Connecticut’s efforts to recruit and retain more educators of color are making progress thanks to a national program that’s now expanding to 14 school districts around Connecticut. PDK International’s Educators Rising program uses a grow your own teacher recruitment strategy, embedding education curriculum into high school classes and afterschool clubs, and 52 percent of current members are students of color.
During Connecticut’s first statewide Educators Rising Conference last week, Congresswoman Jahana Hayes said, “When I was National Teacher of the Year I attended an Educators Rising conference in Boston and thought, ‘This is the kind of program, mentors, and opportunities I wish I would have had.'”
Hayes joined U.S. Secretary of Education Miguel Cardona, Governor Ned Lamont, CCSU President Zulma Toro, Interim CSCU President Dr. Jane Gates, Acting Commissioner of Education Charlene Russell-Tucker, Education Committee Co-Chairs Sen. Douglas McCrory and Rep. Robert Sanchez, 2021 Teacher of the Year Rochelle Brown, and others in addressing high school students during the virtual event. Students also heard from panels of high school and college students and educators, and Educators Rising members had the chance to take part in performance-based competitive events in which aspiring educators demonstrate their knowledge, skills, and leadership in education.
“Your story is my story,” Hayes told the students. “I knew early on all that all I wanted to be was a teacher, and I just needed people to help me get there.”
CEA, which was a sponsor of the Educators Rising Conference, has long advocated for the state to take additional measures to attract and retain teachers of color.
In testimony on a bill on the subject that has since been voted out of the Education Committee, CEA Vice President Tom Nicholas said that CEA has recently received a grant to promote clubs and education courses for high school students interested in becoming educators.
“CEA supports innovative teacher preparation programs that attract more aspiring teachers of color into our public schools, particularly when they help aspiring teachers meet high standards of certification and address persistent institutional and financial barriers,” he said.
Deseriah Castillo, a New Britain High School graduate and Educators Rising participant, is now in her first year of college. (Connecticut first piloted Educators Rising in New Britain and is now expanding it to other districts.) “Ed Rising has given me the opportunity to give back to the elementary school I went to,” she said. “It’s helped guide me through the path of education and motivated me to become an educator in the district I came from.”
Castillo gave a speech at the National Educators Rising Conference in Dallas in 2019, in which she said that when she started high school she had her heart set on becoming a lawyer.
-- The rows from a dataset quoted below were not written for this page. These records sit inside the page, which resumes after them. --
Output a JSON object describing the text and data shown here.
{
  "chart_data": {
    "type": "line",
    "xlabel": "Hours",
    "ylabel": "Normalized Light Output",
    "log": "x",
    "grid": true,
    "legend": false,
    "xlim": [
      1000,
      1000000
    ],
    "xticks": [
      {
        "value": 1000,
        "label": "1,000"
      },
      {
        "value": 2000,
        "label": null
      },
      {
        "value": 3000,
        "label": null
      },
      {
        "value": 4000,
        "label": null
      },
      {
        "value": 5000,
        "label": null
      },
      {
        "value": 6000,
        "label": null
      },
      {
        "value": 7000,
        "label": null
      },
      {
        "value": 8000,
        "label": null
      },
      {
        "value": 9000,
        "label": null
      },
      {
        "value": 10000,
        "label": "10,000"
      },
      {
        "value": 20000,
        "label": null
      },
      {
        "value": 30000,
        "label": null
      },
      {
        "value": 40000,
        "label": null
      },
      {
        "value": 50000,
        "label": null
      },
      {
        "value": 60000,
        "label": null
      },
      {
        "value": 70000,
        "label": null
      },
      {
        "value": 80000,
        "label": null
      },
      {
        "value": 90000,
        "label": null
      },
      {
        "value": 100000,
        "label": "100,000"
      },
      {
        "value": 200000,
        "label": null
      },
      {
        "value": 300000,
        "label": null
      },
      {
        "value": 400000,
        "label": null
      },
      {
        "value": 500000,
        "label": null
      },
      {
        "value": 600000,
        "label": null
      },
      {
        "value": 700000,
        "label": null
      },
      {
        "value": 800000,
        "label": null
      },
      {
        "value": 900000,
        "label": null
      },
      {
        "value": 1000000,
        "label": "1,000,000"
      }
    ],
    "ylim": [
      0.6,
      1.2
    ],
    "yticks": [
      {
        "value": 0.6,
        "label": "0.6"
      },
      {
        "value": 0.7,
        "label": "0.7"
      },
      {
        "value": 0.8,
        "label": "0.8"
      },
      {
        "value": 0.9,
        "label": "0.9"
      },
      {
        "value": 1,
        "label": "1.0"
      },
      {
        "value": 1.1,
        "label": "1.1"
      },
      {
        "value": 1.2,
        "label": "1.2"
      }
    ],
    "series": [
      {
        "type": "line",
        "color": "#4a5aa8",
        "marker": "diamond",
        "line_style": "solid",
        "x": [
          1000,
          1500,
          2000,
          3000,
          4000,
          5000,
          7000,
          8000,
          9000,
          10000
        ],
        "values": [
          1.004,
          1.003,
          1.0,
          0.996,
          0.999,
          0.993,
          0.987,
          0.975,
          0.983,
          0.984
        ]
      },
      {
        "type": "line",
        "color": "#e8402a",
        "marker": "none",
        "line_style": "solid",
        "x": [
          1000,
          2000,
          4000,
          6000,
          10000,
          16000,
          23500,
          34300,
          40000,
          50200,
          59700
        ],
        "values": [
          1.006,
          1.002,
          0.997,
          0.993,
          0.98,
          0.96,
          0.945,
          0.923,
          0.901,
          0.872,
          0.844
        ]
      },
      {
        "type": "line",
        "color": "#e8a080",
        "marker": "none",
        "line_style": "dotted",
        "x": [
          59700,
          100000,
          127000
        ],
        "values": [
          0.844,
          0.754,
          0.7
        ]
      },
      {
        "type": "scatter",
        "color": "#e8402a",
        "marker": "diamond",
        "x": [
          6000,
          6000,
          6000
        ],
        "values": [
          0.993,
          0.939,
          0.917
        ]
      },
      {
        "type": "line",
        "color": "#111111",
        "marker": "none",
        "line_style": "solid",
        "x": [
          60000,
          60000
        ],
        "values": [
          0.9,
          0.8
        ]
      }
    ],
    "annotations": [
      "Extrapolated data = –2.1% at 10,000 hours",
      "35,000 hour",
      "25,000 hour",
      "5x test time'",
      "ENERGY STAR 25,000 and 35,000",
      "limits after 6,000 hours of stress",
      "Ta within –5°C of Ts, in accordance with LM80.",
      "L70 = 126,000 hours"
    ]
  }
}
“Growing up I never had a normal childhood or a loving household. My mother was a drug addict and my father was in the prison system,” Castillo said. “My great-grandmother was there for me, and school was my safe zone.”
An internship working with elementary students gave Castillo the inspiration to change career paths. “I saw myself in those students. I realized how far I’d come,” she said. “Many children in inner cities lead harder lives than those who don’t. They need teachers who can understand what they’re going through.”
CEA Educational Issues Specialist Michele O’Neill told the high school students that the CEA Aspiring Educators program can provide them with important opportunities when they reach college. “The aspiring educators program through CEA dovetails with what you’ve learned through Educators Rising,” she said.
“When you enter college, you want to keep gaining experience in and out of the classroom,” she continued. “I encourage you to join the CEA Aspiring Educators program at your college or university. You get to meet people from across the state, and it helps with gaining experience and connecting you with those people who can help you get a job when you graduate.”
New Britain high school students who are currently taking part in Educators Rising said that the program’s classes are the best part of their day.
“We get to help out in the preschool setting, and I always look forward to it,” one said. “The classes are helping me become a teacher and encouraging me to continue in the program.”
2021 Connecticut Teacher of the Year and Windsor kindergarten teacher Rochelle Brown gave the keynote address that concluded the conference.
“You must be the light that your students need, that the world needs,” she told the high school students. “Educators are responsible for lighting the beacon for students so they can light a beacon for others.”
She encouraged students to think about how they will one day plant seeds within each of their own students. “The secret is, the students who seem the most challenging and least receptive to your efforts may be those who need you the most.”
Brown concluded, “Once you are an educator, your role is not limited to the classroom or school building. We’re the people at the very heart of our communities, and we have the power to make them stronger.”